Bryce Harper Yankees Talk Will Never Die. Harper made a show of his reverence at Monument Park. He's been known to root for the Yankees when the Nats season is over. And although Harper refused to be drawn about his feelings—he loves the Nationals!—he is probably never going to shake the perception that he's a Yankee-in-waiting. It makes you wonder whether his idiotic bunt attempt with two strikes was an attempt to play a little to the bleachers. It was certainly not in keeping with Harper's unusually patient approach at the plate this year.

(Incidentally: If any of the talk that Harper will eventually leave D.C. for the Yankees in free agency makes you angry, this is your reminder to get down to Nats Park as often as you can to watch Harper wearing the Curly W. These Nationals are not forever. Some of your favorites (Jordan Zimmermann and Ian Desmond, notably) may be gone, and very soon. Go see them while you can.)
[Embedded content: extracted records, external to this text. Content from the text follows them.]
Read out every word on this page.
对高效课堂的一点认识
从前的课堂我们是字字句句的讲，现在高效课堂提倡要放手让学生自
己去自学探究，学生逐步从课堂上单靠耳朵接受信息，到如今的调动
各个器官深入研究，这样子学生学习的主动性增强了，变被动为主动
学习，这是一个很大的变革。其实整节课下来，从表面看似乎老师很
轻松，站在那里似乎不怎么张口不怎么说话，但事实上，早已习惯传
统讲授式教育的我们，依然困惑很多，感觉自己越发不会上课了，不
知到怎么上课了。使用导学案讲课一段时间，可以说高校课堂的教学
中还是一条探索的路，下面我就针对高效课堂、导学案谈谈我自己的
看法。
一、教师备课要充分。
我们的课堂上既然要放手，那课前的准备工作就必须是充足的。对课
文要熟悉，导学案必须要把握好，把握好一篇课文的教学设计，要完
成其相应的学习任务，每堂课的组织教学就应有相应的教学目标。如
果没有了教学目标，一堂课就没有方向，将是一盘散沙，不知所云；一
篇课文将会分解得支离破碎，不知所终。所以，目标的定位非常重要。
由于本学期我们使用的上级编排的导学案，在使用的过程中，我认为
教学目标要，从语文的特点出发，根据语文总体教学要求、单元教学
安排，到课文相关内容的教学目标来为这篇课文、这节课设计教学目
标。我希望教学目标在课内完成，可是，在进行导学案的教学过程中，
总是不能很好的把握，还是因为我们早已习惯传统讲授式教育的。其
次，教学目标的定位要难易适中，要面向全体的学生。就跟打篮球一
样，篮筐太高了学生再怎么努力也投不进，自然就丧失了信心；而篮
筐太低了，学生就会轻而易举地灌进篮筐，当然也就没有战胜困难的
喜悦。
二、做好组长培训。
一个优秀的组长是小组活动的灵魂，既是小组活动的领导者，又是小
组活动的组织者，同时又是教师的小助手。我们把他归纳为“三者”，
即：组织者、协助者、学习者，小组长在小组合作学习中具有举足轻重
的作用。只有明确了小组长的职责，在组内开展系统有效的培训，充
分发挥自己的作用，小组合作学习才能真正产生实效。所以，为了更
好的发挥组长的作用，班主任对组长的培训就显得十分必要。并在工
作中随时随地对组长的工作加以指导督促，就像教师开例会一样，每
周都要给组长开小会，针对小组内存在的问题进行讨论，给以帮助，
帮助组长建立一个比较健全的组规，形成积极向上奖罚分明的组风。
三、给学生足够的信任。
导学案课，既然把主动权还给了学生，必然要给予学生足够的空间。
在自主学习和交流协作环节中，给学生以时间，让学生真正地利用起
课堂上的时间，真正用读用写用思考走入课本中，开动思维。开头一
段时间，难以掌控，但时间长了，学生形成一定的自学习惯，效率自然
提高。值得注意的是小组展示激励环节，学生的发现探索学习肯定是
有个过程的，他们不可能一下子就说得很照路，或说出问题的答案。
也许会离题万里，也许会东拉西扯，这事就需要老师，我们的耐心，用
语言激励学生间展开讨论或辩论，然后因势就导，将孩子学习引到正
Denard Span is a Trooper. Still coping with his first-ever bout of back spasms, Span essentially drove the Nationals’ offense Wednesday afternoon, going 3-for-6 with two RBIs. His performance offers hope that even the banged-up pieces of a batting order can contribute when absolutely needed. Given Washington’s luck on the injury front, it’s a safe bet there will be other games in which less-than-healthy players will need to power through a day’s work.
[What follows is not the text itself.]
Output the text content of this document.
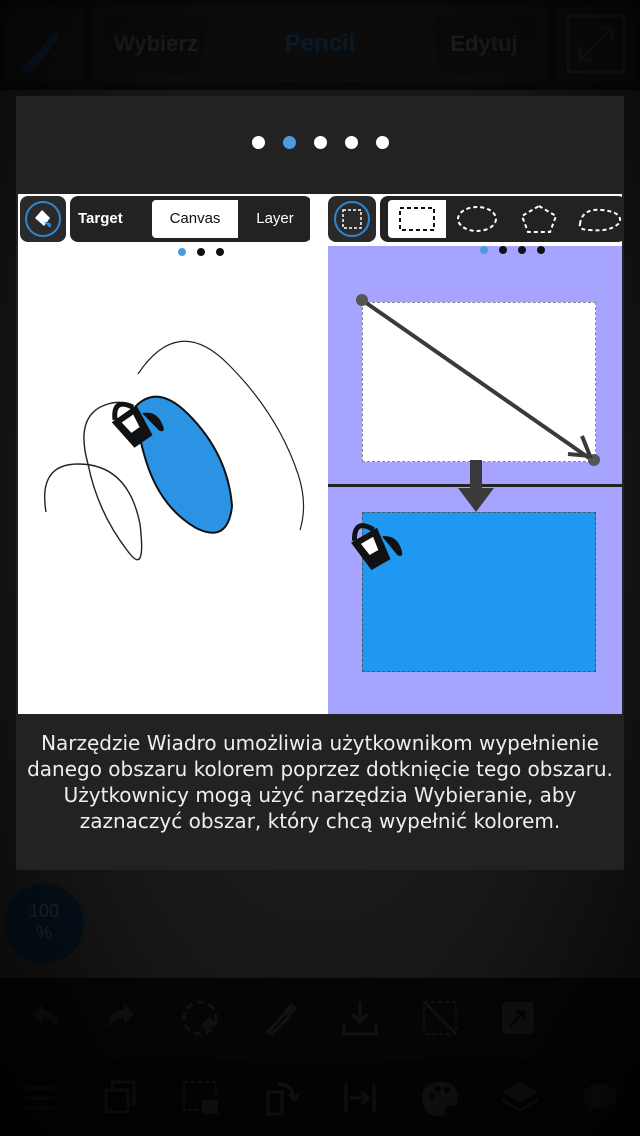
Target	Canvas	Layer
Narzędzie Wiadro umożliwia użytkownikom wypełnienie danego obszaru kolorem poprzez dotknięcie tego obszaru. Użytkownicy mogą użyć narzędzia Wybieranie, aby zaznaczyć obszar, który chcą wypełnić kolorem.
Michael Taylor Doesn't Always Make Contact, but When He Does, It's Usually a Game-changer. Michael Taylor has tallied his fair share of strike-outs already. But, Wednesday afternoon, he yet again came through for the Nats in an unexpected situation. After replacing Clint Robinson in the field, he powered a two-run opposite field homer to tie the game. Each of his five home runs this season have been the difference-maker for the Nats, accounting for either the tying or go-ahead runs in a game.

Nats Fans Almost Forgot Gio Gonzalez's Horrendous Career ERA vs. the Yankees. Entering Wednesday’s game, Gio Gonzalez sported a career 8.60 ERA against the New York Yankees. Sure, he wasn’t lights out against a Yankee lineup on which one player alone—lead-off man Brett Gardner—stands a chance to flirt with a .300 average. But, he held on for 6 1/3 innings, keeping the Yankees to two runs over four hits and three walks.

Bryce Harper Loves Yankee Stadium. Fine, Bryce Harper was a New York Yankees fan in his youth...and may or may not actively root for the pinstripes when the Nats are eliminated from playoff contention. And sure, A-rod declared his love for Harper, which should tug at Nats fans like a backhanded compliment. Looking past childhood allegiances and childlike admiration, though, Nats fans should applaud Harper’s Yankee Stadium debut, during which he went 2-for-4 Tuesday night with a home run. Doing so against a pitcher of Masahiro Tanaka’s caliber adds icing to the cake.

Harper added another hit and a walk Wednesday afternoon, in a game that featured a matchup Nats fans had never before seen: Bryce versus a pitcher younger than himself. Harper only had one at-bat against left-hander Jacob Lindgren, 147 days his junior. He flied to left on the second pitch and, after the game, noted that he was unaware of Lindgren’s age.

Strasburg and Fister are Showing Signs of Life. Stephen Strasburg could pitch live batting practice as early as this week in Milwaukee and Doug Fister is set to make a rehab start with Double-A Harrisburg.